They’ve been curling in Collingwood since 1881, thanks in great part to the enthusiasm and hard work of its volunteers since those early days.
Collingwood is a picturesque holiday town nestled in the Georgian Triangle of Ontario’s cottage country. The streets bustle – summer and winter – with locals and visitors who seek out the sandy beaches of Georgian Bay or the ski slopes of Blue Mountain.
The town’s Scottish settlers wanted to curl, of course, and so the Collingwood Curling Club began its connection with the Ontario Curling Association in 1881. By 1925, the club had 300 members. After fire destroyed two buildings in succession, Collingwood CC moved to its current Hume Street location in 1948.
It’s a labour of love in Collingwood, a club that prides itself on volunteer involvement and working together. In 1953, club members installed their first artificial ice plant, pouring the cement floor themselves using wheelbarrows.

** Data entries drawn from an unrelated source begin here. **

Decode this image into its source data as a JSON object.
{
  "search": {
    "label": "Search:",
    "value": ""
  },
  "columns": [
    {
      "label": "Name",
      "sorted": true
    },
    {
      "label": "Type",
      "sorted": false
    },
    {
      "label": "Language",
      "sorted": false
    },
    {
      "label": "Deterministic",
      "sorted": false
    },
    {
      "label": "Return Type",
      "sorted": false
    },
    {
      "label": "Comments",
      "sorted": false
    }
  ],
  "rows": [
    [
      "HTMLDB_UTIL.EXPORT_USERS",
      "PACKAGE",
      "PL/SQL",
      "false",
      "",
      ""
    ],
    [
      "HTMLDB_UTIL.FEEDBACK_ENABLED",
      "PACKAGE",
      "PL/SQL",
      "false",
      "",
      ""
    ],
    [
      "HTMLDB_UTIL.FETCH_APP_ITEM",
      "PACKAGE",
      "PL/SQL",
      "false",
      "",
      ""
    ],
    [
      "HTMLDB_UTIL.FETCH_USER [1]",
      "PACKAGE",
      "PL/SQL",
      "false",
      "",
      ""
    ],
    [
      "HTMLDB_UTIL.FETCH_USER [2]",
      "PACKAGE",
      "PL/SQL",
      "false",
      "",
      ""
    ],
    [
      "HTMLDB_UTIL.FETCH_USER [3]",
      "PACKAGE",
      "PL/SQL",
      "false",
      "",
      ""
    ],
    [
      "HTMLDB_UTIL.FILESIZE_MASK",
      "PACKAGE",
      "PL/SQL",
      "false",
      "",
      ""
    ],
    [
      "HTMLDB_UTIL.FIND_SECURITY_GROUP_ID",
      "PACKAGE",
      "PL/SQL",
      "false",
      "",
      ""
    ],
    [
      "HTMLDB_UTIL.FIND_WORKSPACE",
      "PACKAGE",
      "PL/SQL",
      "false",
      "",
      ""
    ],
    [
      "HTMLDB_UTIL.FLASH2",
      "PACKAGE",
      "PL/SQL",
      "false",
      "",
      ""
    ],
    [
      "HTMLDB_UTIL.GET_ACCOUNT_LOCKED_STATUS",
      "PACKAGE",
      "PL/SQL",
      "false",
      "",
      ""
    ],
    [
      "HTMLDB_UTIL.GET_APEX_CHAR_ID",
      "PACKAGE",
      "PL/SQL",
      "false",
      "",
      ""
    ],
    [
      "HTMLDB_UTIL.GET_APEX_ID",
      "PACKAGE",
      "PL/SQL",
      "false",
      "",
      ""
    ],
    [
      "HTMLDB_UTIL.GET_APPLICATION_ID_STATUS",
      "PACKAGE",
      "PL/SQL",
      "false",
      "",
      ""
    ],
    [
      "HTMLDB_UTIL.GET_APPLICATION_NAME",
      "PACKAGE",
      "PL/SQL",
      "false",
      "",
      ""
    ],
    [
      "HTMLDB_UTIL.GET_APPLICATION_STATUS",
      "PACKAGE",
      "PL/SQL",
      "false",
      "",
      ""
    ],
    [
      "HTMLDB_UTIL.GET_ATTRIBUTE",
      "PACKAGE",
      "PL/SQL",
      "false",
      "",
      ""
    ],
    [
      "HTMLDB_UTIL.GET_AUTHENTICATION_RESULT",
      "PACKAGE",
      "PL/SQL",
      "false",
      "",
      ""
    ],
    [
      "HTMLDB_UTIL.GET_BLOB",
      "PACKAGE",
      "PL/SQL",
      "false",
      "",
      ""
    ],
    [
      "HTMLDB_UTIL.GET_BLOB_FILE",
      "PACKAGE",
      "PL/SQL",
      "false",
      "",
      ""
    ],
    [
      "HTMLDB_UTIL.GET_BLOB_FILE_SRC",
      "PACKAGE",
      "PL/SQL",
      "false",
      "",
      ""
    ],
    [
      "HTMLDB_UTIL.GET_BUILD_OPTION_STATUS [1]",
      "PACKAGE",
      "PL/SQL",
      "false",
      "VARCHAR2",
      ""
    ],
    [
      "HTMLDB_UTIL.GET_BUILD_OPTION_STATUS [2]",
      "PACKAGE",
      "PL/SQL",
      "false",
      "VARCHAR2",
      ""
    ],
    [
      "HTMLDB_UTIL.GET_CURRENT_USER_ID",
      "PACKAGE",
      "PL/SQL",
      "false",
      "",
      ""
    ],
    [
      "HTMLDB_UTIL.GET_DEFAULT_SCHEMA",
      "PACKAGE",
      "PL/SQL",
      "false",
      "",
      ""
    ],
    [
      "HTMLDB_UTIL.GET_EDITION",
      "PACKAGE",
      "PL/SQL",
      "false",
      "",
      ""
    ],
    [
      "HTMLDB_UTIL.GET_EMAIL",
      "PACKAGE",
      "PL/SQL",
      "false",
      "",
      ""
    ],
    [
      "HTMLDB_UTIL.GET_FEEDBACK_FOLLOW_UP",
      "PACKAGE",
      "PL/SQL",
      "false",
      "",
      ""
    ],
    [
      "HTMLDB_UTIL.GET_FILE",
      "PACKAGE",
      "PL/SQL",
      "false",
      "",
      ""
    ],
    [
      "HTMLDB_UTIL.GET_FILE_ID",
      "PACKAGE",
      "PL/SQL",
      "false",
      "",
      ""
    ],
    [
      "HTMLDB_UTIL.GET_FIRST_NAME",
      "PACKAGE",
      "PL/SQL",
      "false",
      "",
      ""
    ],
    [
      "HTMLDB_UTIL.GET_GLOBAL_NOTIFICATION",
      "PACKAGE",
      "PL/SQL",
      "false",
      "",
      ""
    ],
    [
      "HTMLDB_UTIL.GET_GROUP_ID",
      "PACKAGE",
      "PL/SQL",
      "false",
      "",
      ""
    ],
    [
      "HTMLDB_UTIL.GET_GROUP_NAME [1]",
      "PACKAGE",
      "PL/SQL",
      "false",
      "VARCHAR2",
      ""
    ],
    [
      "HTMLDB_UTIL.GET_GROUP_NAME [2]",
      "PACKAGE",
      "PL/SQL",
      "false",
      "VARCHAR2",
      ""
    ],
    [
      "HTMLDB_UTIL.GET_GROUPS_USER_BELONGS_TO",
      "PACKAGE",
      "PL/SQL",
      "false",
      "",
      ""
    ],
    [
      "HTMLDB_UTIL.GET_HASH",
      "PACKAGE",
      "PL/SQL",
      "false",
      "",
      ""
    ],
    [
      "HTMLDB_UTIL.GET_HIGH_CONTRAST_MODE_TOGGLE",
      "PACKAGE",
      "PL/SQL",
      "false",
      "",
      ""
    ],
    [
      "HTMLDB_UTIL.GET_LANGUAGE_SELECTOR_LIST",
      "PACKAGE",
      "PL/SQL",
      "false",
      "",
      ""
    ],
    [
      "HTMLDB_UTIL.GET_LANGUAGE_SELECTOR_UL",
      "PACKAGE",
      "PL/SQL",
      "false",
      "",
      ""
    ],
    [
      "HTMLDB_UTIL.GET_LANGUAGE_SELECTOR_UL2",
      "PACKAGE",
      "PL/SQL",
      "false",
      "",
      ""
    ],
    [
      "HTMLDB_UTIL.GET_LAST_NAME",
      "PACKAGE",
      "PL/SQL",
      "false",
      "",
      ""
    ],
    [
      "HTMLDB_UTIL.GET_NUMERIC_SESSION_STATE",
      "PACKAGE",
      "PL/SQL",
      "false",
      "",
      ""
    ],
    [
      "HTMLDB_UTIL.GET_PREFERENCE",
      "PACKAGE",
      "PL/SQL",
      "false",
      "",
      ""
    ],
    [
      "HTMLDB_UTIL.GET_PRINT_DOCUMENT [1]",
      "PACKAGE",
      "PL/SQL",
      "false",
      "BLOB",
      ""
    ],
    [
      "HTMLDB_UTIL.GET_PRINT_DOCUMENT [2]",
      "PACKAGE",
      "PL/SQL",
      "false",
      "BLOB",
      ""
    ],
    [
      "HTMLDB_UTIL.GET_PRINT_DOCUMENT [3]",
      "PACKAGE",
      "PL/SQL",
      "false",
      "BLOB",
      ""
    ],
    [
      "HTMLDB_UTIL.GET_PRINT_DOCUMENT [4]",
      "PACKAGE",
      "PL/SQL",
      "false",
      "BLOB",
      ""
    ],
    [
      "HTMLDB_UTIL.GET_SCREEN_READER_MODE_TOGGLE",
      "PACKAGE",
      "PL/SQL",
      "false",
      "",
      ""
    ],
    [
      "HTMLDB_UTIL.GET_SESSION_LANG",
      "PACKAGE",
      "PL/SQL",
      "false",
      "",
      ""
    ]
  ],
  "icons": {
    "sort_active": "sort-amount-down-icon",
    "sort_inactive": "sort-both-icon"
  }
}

Thanks to a 2001 Ontario Trillium Foundation grant, the club expanded its facility from five sheets to six and completed a major upgrade.
A great facility and lots of ice: the club should have been thriving, but instead, membership was dropping. In the mid 1990s, the club hit an all-time low of just 75 members, and by 2001, the numbers had reached only a disappointing 120.
But change was in the air.
“Collingwood experienced a shift from manufacturing to the service sector supporting the recreational industry,” explains Susan Le Feuvre, who sits on the club’s Board of Directors. “This brought an influx of active retired people to the community who have time to curl as well as volunteer.”
And so the transition began. As more retirees moved to town, the curling club began to grow, benefiting from the energy, enthusiasm and know-how of its new members looking for an active lifestyle. Currently, 66 per cent of the club’s membership is over the age of 60, with 17 members older than 80.
Continuing in Collingwood’s tradition of using its strong volunteer base, the club began to reinvent the way it offered its curling programs, especially to new curlers.
“A key strategy to increase the membership was to dedicate 50 per cent of the ice scheduling to Jitney curling,” says Le Feuvre, referring to the time-honoured approach of creating teams from the group of curlers who show up to play that day. “As new members develop their skills and gain confidence, there is a gradual move into the draws, including mixed, men’s and women’s.”
That approach might not work at every club, but Collingwood CC, with its distinct demographic, responded right away. “Jitney curling is very popular because it allows flexibility for members to ski, babysit grandchildren, attend appointments, travel and curl in the daytime,” explains Le Feuvre. “On a ‘good ski day’ our numbers are down in the rink but on a ‘good curling day’, the sheets are packed with eager curlers.”
But the club serves other segments of the town’s population as well. A business league attracts 22 teams for a weekly game on Wednesday evenings. Two high schools and an elementary school now bring the kids out on the ice for instruction, and club member Jean McAllister has formed a committee of keen volunteers to rejuvenate the junior curling program. For eleven years, member Ron Monagle has been running a Special Olympics league and this past November saw the Seventh Annual Special Olympic Bonspiel at the club. And on Sundays, the club opens its ice to wheelchair curlers.
But while membership and programs are flourishing, the club struggles with some of its ongoing challenges. For instance, daytime draws are so oversubscribed that the ice maker has limited time to prepare for the following draw, and evening leagues tend to be smaller and less popular. A commitment to work hand-in-hand with the town of Collingwood as a “community oriented facility” means that registration is offered on a first-come, first-served basis, which results in line-ups on registration day for those wanting to reserve a spot in the very popular daytime draws.
“The first member stood in line at approximately 4:30 a.m. on the morning of [registration],” says Le Feuvre, “and at 7:30 a.m. the line extended beyond the length of the building for a 9:00 a.m. registration start time.”
Challenges aside, this is a club that has fully embraces its community and designs its programs to meet the needs of its members.
And making it all work, believes Susan Le Feuvre, are the volunteers, people like Bill Hanke, the “go-to guy” for everything from new light bulbs to batteries for the ice scraper. Or Barb Shorrock, who developed a detailed computer program to keep track of membership information and registrations and allow members to update their profiles and even pay online.
The lows of the 1990s are long forgotten. With a proposed recreation facility – now in the planning stages – which would partner the curling club with the town’s YMCA and two new ice pads, the future looks very bright for the Collingwood Curling Club.